Plan B: throw away the cake. Easy, right? But unfortunately for me, the garbage has recently been emptied and the cake has a foil covering; it’s still edible inside that pristine garbage can and sterilized foil. I now do what any logical and reasonable individual would do. I remove the cake from the trash and reach for my nearest bottle of dish detergent. In a manic episode, I squirt Dawn Direct Foam all over my beautiful, beautiful creation, throw it back in the trash, and lock myself in my bedroom.

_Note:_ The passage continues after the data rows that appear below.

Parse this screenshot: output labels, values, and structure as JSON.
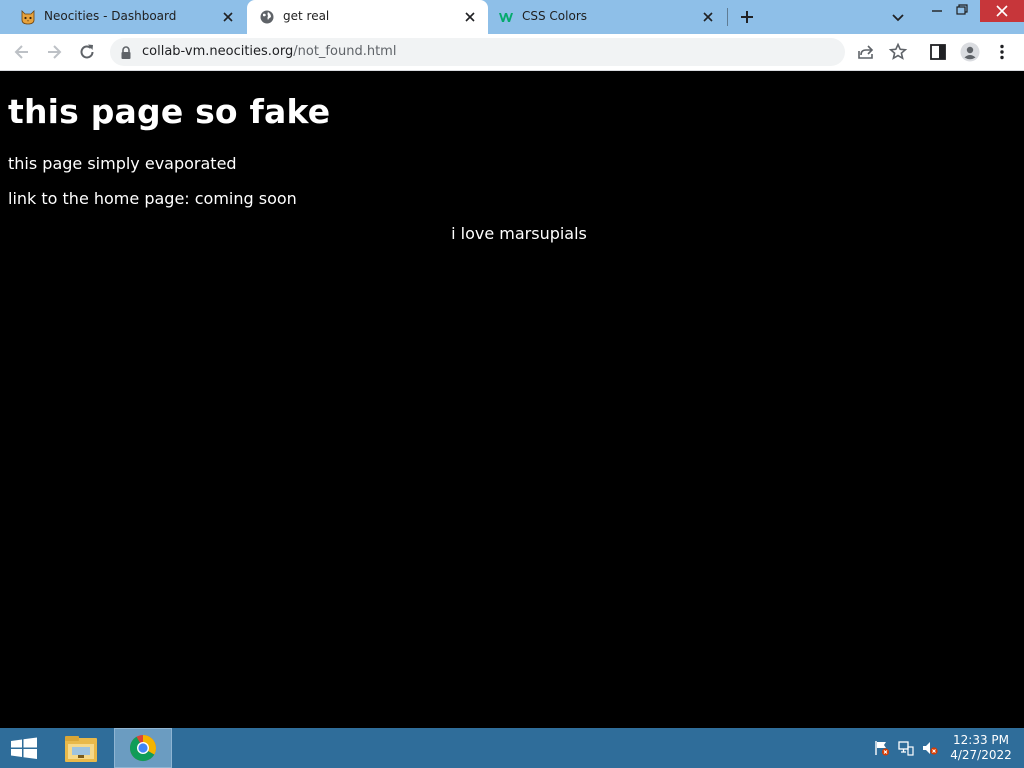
{
  "browser": {
    "tabs": [
      {
        "title": "Neocities - Dashboard",
        "icon": "neocities-cat-icon",
        "active": false
      },
      {
        "title": "get real",
        "icon": "globe-icon",
        "active": true
      },
      {
        "title": "CSS Colors",
        "icon": "w3schools-icon",
        "active": false
      }
    ],
    "address": {
      "host": "collab-vm.neocities.org",
      "path": "/not_found.html"
    },
    "colors": {
      "tabstrip": "#8ebfe8",
      "close_button": "#c7363a",
      "page_background": "#000000",
      "page_text": "#ffffff"
    }
  },
  "page": {
    "heading": "this page so fake",
    "line1": "this page simply evaporated",
    "line2": "link to the home page: coming soon",
    "line3": "i love marsupials"
  },
  "taskbar": {
    "items": [
      "start-icon",
      "file-explorer-icon",
      "chrome-icon"
    ],
    "clock_time": "12:33 PM",
    "clock_date": "4/27/2022",
    "color": "#2f6d9a"
  }
}
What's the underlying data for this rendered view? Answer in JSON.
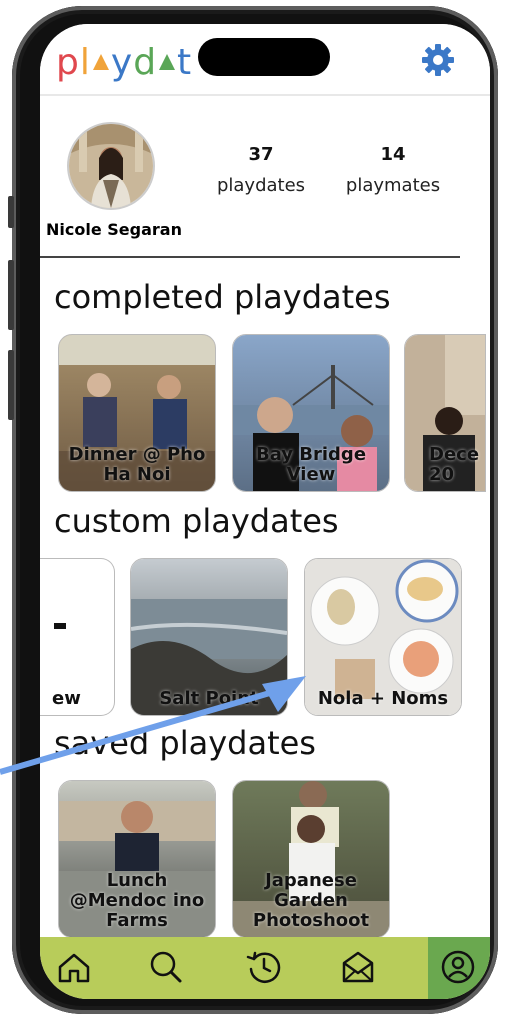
{
  "app": {
    "logo": {
      "p": "p",
      "l": "l",
      "y": "y",
      "d": "d",
      "t": "t"
    }
  },
  "profile": {
    "name": "Nicole Segaran",
    "stats": [
      {
        "value": "37",
        "label": "playdates"
      },
      {
        "value": "14",
        "label": "playmates"
      }
    ]
  },
  "sections": {
    "completed": {
      "title": "completed playdates",
      "cards": [
        {
          "caption": "Dinner @ Pho Ha Noi",
          "palette": [
            "#a7906b",
            "#6e5a43"
          ]
        },
        {
          "caption": "Bay Bridge View",
          "palette": [
            "#8aa6c9",
            "#5c6f86"
          ]
        },
        {
          "caption": "Dece 20",
          "palette": [
            "#c2b19a",
            "#7d6b58"
          ]
        }
      ]
    },
    "custom": {
      "title": "custom playdates",
      "cards": [
        {
          "caption": "ew",
          "palette": [
            "#ffffff",
            "#ffffff"
          ]
        },
        {
          "caption": "Salt Point",
          "palette": [
            "#a8b4bf",
            "#505b5f"
          ]
        },
        {
          "caption": "Nola + Noms",
          "palette": [
            "#f0ece4",
            "#d9d2c5"
          ]
        }
      ]
    },
    "saved": {
      "title": "saved playdates",
      "cards": [
        {
          "caption": "Lunch @Mendoc ino Farms",
          "palette": [
            "#9fa59b",
            "#4b4e4a"
          ]
        },
        {
          "caption": "Japanese Garden Photoshoot",
          "palette": [
            "#8a8e6f",
            "#4a4c3a"
          ]
        }
      ]
    }
  },
  "nav": {
    "items": [
      "home-icon",
      "search-icon",
      "history-icon",
      "mail-icon",
      "profile-icon"
    ],
    "active": "profile-icon",
    "bar_color": "#b8cc5a",
    "active_color": "#6aa84f"
  },
  "colors": {
    "gear": "#3b78c7",
    "arrow": "#6fa0ea"
  }
}
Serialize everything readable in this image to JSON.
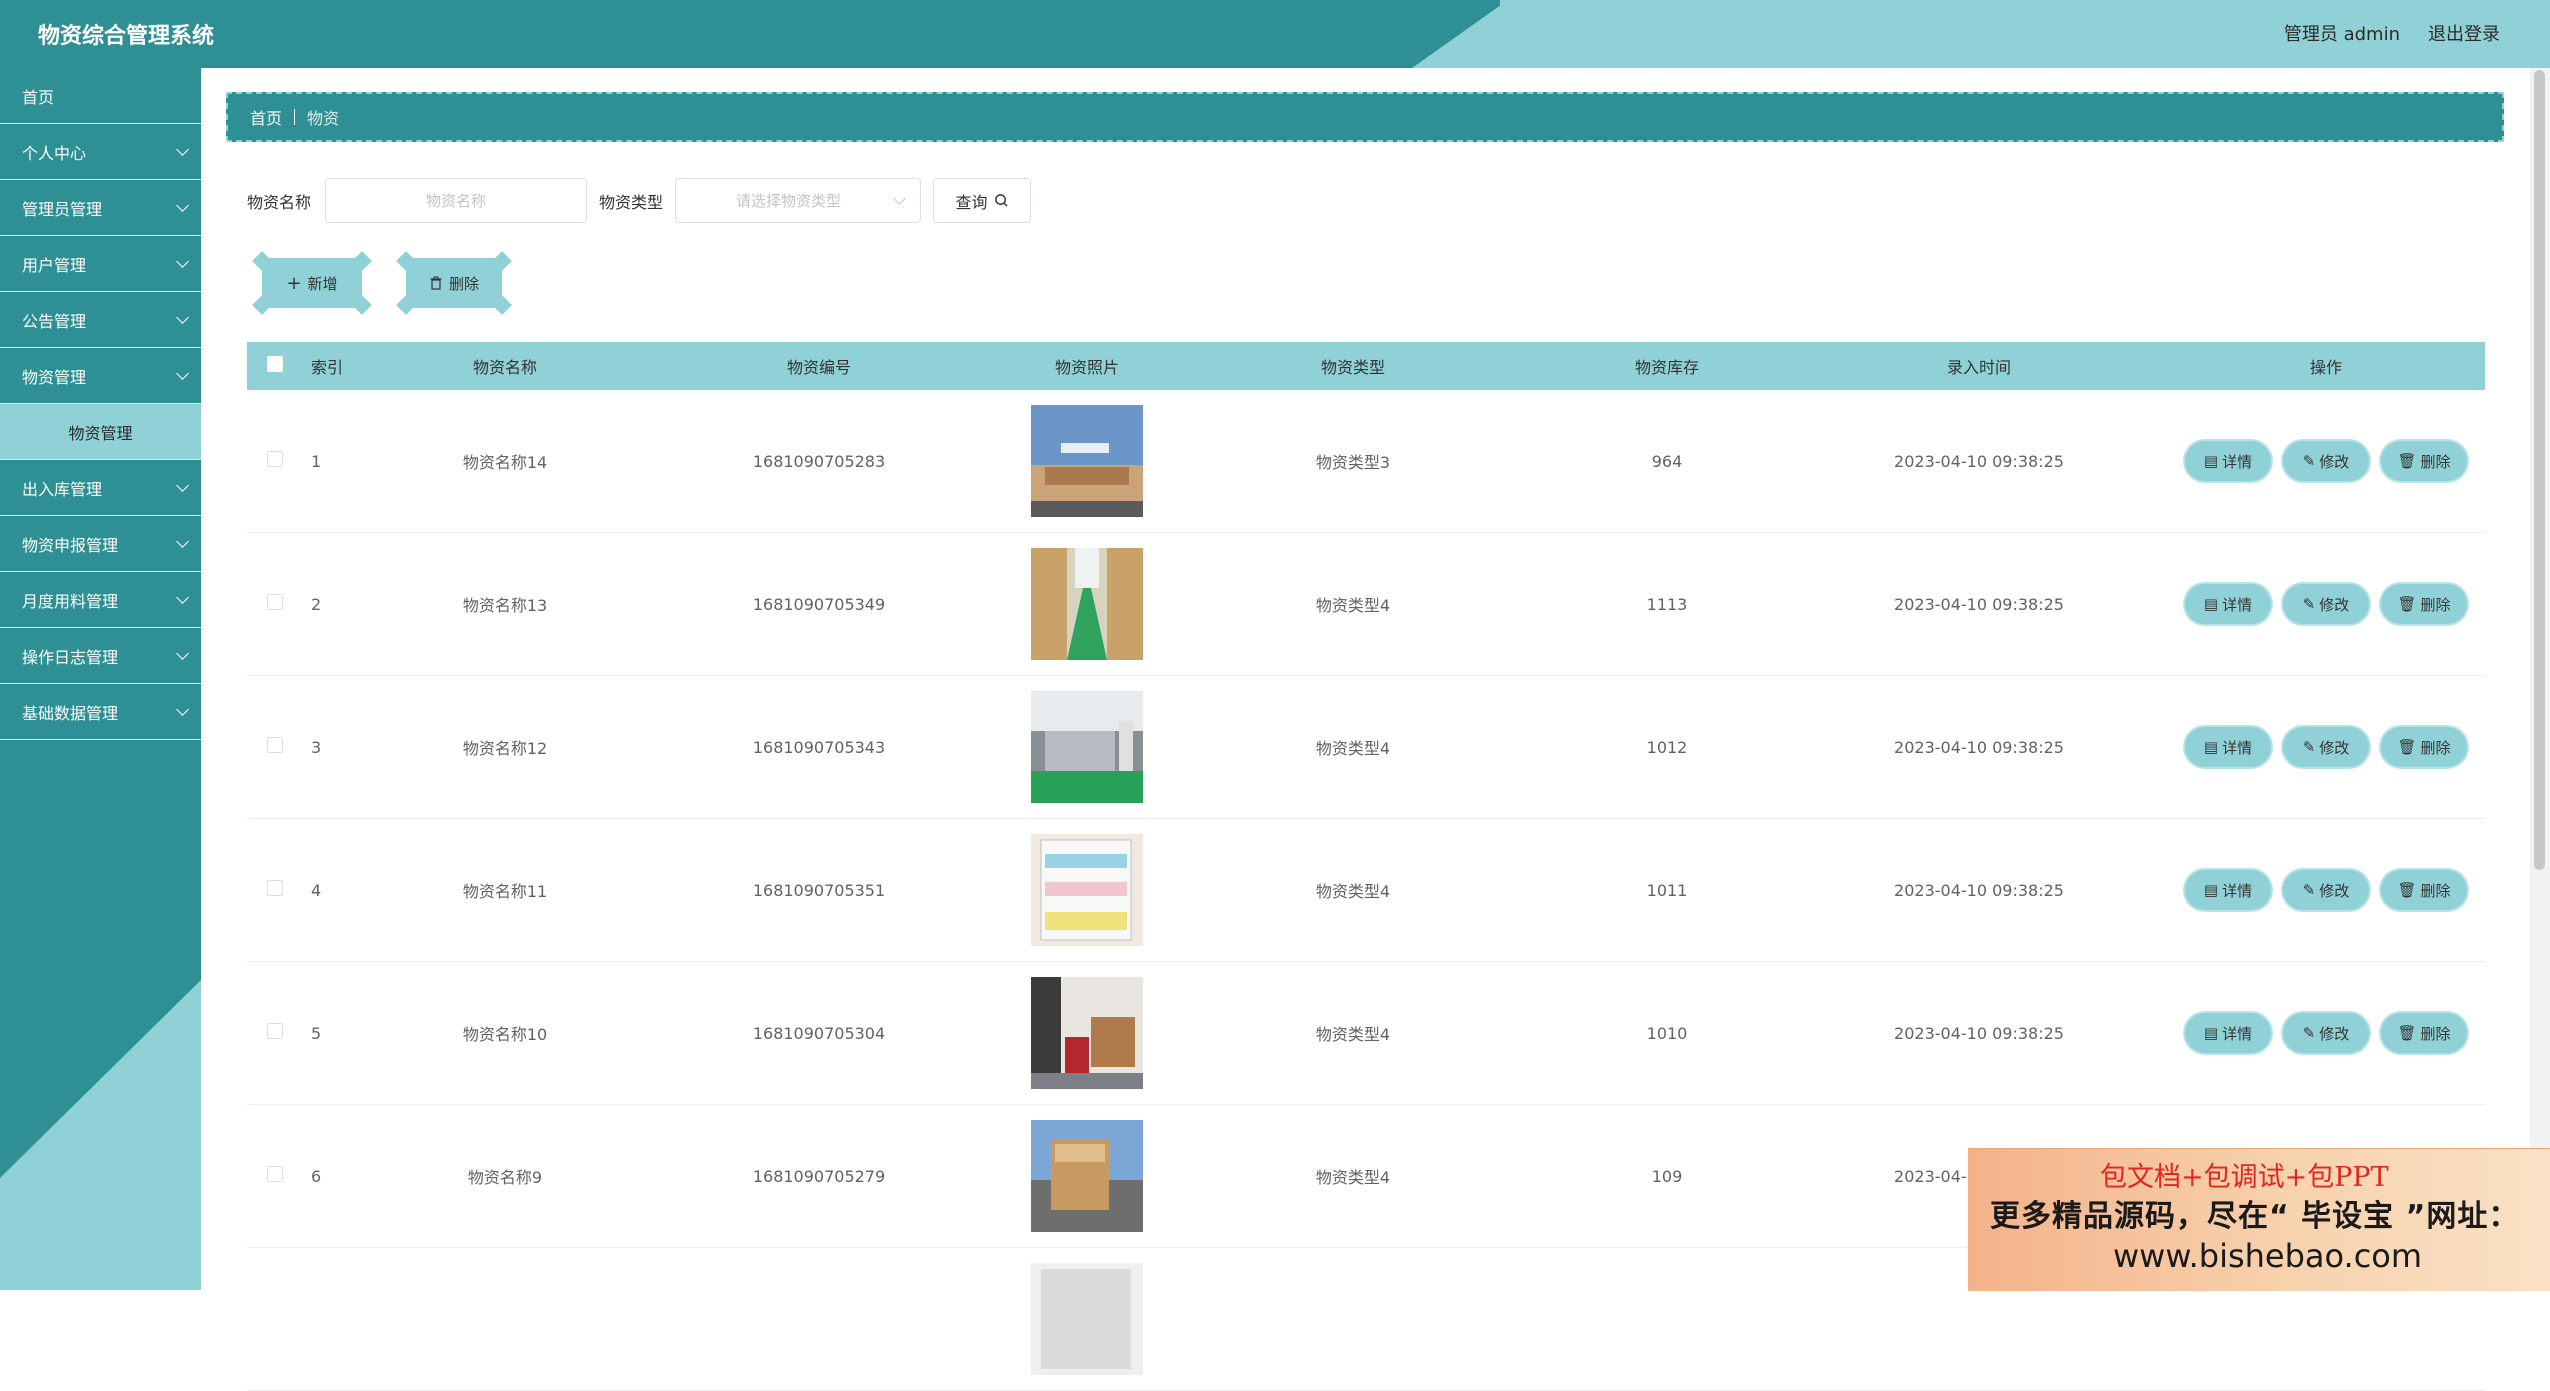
{
  "header": {
    "title": "物资综合管理系统",
    "user": "管理员 admin",
    "logout": "退出登录"
  },
  "sidebar": {
    "items": [
      {
        "label": "首页",
        "chevron": false
      },
      {
        "label": "个人中心",
        "chevron": true
      },
      {
        "label": "管理员管理",
        "chevron": true
      },
      {
        "label": "用户管理",
        "chevron": true
      },
      {
        "label": "公告管理",
        "chevron": true
      },
      {
        "label": "物资管理",
        "chevron": true
      },
      {
        "label": "物资管理",
        "sub": true
      },
      {
        "label": "出入库管理",
        "chevron": true
      },
      {
        "label": "物资申报管理",
        "chevron": true
      },
      {
        "label": "月度用料管理",
        "chevron": true
      },
      {
        "label": "操作日志管理",
        "chevron": true
      },
      {
        "label": "基础数据管理",
        "chevron": true
      }
    ]
  },
  "breadcrumb": {
    "home": "首页",
    "current": "物资"
  },
  "search": {
    "name_label": "物资名称",
    "name_placeholder": "物资名称",
    "type_label": "物资类型",
    "type_placeholder": "请选择物资类型",
    "query": "查询"
  },
  "actions": {
    "add": "新增",
    "delete": "删除"
  },
  "table": {
    "headers": {
      "index": "索引",
      "name": "物资名称",
      "code": "物资编号",
      "photo": "物资照片",
      "type": "物资类型",
      "stock": "物资库存",
      "time": "录入时间",
      "ops": "操作"
    },
    "ops": {
      "detail": "详情",
      "edit": "修改",
      "delete": "删除"
    },
    "rows": [
      {
        "index": "1",
        "name": "物资名称14",
        "code": "1681090705283",
        "type": "物资类型3",
        "stock": "964",
        "time": "2023-04-10 09:38:25"
      },
      {
        "index": "2",
        "name": "物资名称13",
        "code": "1681090705349",
        "type": "物资类型4",
        "stock": "1113",
        "time": "2023-04-10 09:38:25"
      },
      {
        "index": "3",
        "name": "物资名称12",
        "code": "1681090705343",
        "type": "物资类型4",
        "stock": "1012",
        "time": "2023-04-10 09:38:25"
      },
      {
        "index": "4",
        "name": "物资名称11",
        "code": "1681090705351",
        "type": "物资类型4",
        "stock": "1011",
        "time": "2023-04-10 09:38:25"
      },
      {
        "index": "5",
        "name": "物资名称10",
        "code": "1681090705304",
        "type": "物资类型4",
        "stock": "1010",
        "time": "2023-04-10 09:38:25"
      },
      {
        "index": "6",
        "name": "物资名称9",
        "code": "1681090705279",
        "type": "物资类型4",
        "stock": "109",
        "time": "2023-04-10 09:38:25"
      },
      {
        "index": "",
        "name": "",
        "code": "",
        "type": "",
        "stock": "",
        "time": ""
      }
    ]
  },
  "ad": {
    "line1": "包文档+包调试+包PPT",
    "line2": "更多精品源码，尽在“ 毕设宝 ”网址：",
    "line3": "www.bishebao.com"
  },
  "colors": {
    "teal": "#2e9095",
    "light_teal": "#8fd1d6"
  }
}
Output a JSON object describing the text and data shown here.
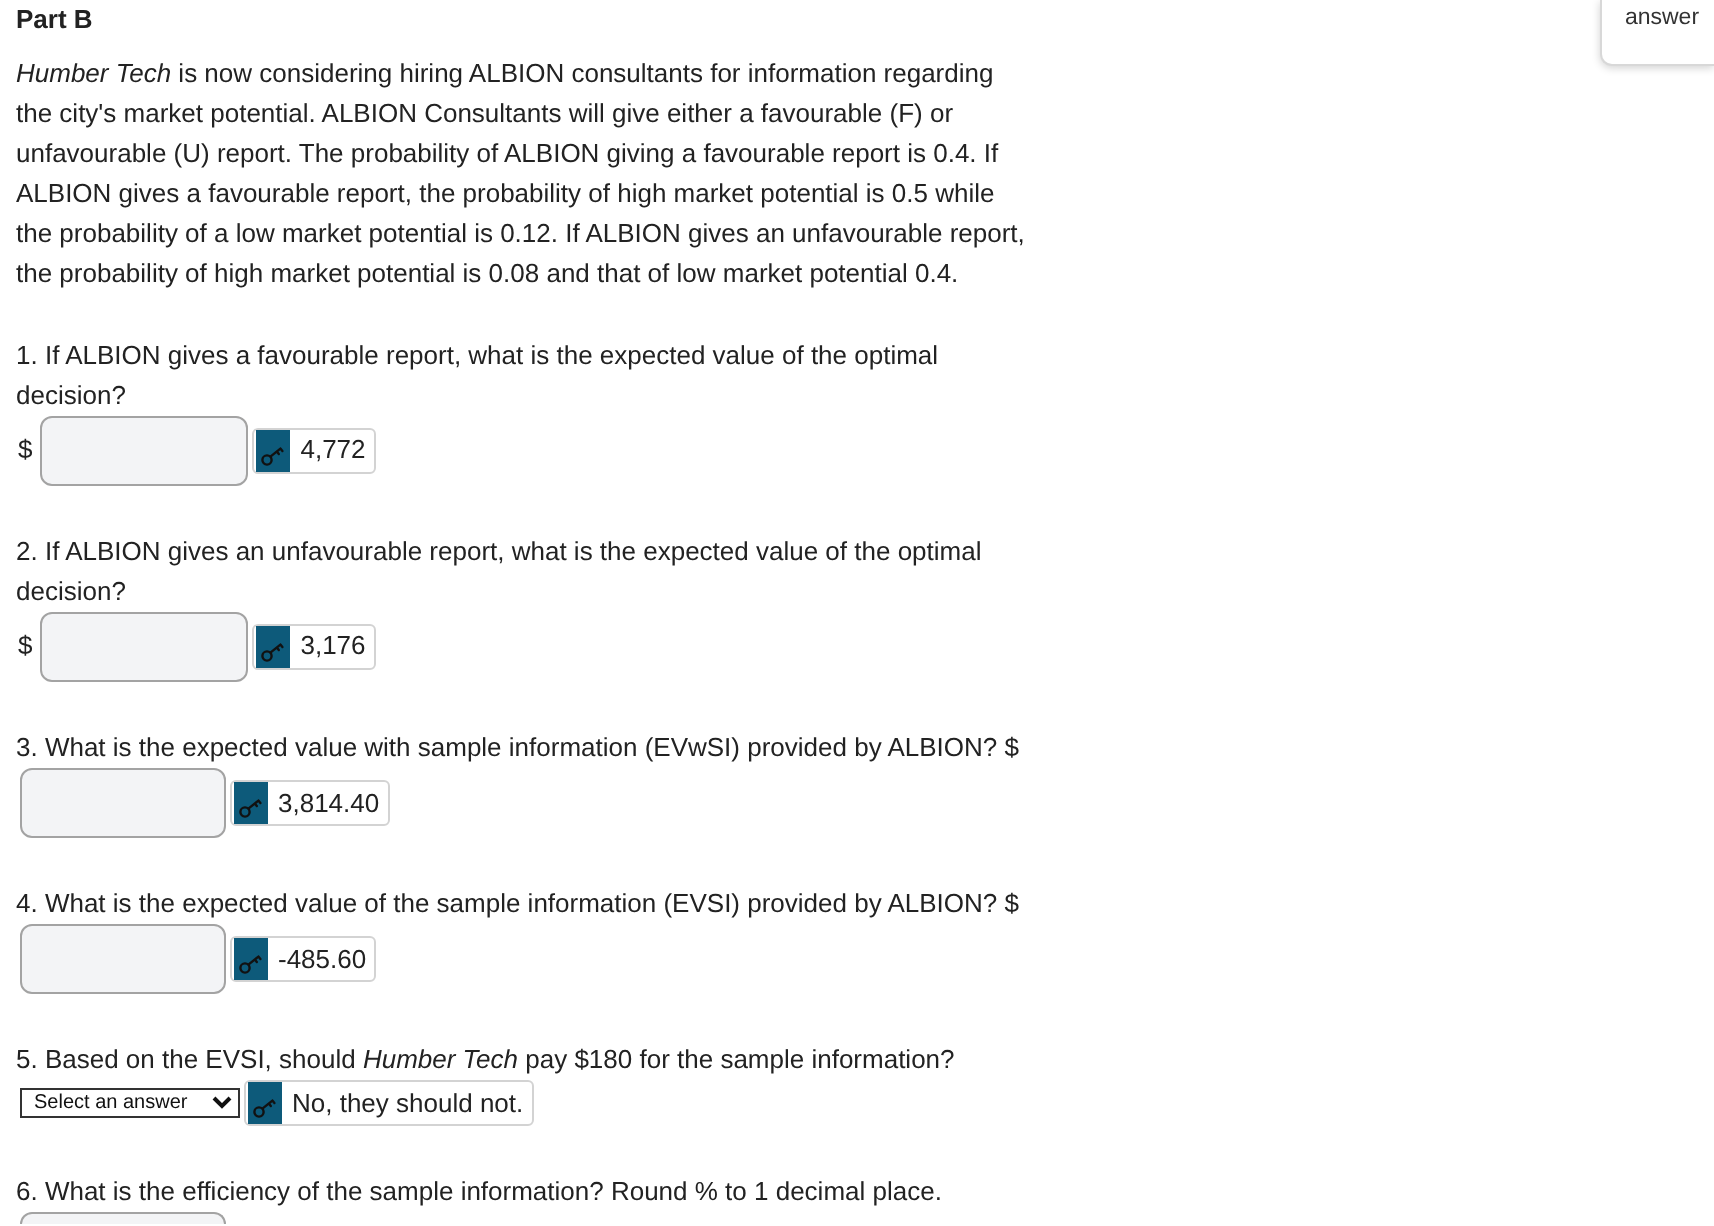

Although this should be the end of my story, let me remind you that dish detergent is used to wash dishes from which we directly eat---which means it is harmless; which means, actually, that it is quite safe if ingested. But I am going to be stronger this time: I lie on my bed, paint my toes, finish a book, watch two episodes of Iron Chef, and call three friends who I figure would make good sponsors. They don’t answer. This is not looking good.

A girl can't stay locked in her bedroom forever. I remember that I haven’t checked to see if I closed the silverware drawer, and I couldn’t possibly sleep knowing that it remained open….

So I’m back at the damn trash can once again, because it turns out the drawer was shut after all, and somehow the cake is levitating back onto the kitchen counter. Damn. Damn damn damn.

The problem with a five-layer cake and dish detergent is that it doesn’t penetrate every layer...

I will spare you the gory details.

********************************************************
There comes a point in life when you must make painful choices in order to better yourself. I felt I took a huge step in the right direction when I passed the cake mix aisle at Kroger and went directly to the shelves with cleaning supplies. Although it was hard to make the change because I like to think of myself as a loyal person, I lifted my arm, and with a slightly shaking hand (it was lunchtime and my blood-sugar was low) I snatched it off the shelf and dropped it in my cart.

Dish detergent…with bleach. I figure worse comes to worse, Poison Control is just a hop, skip, and a 1-800 number away.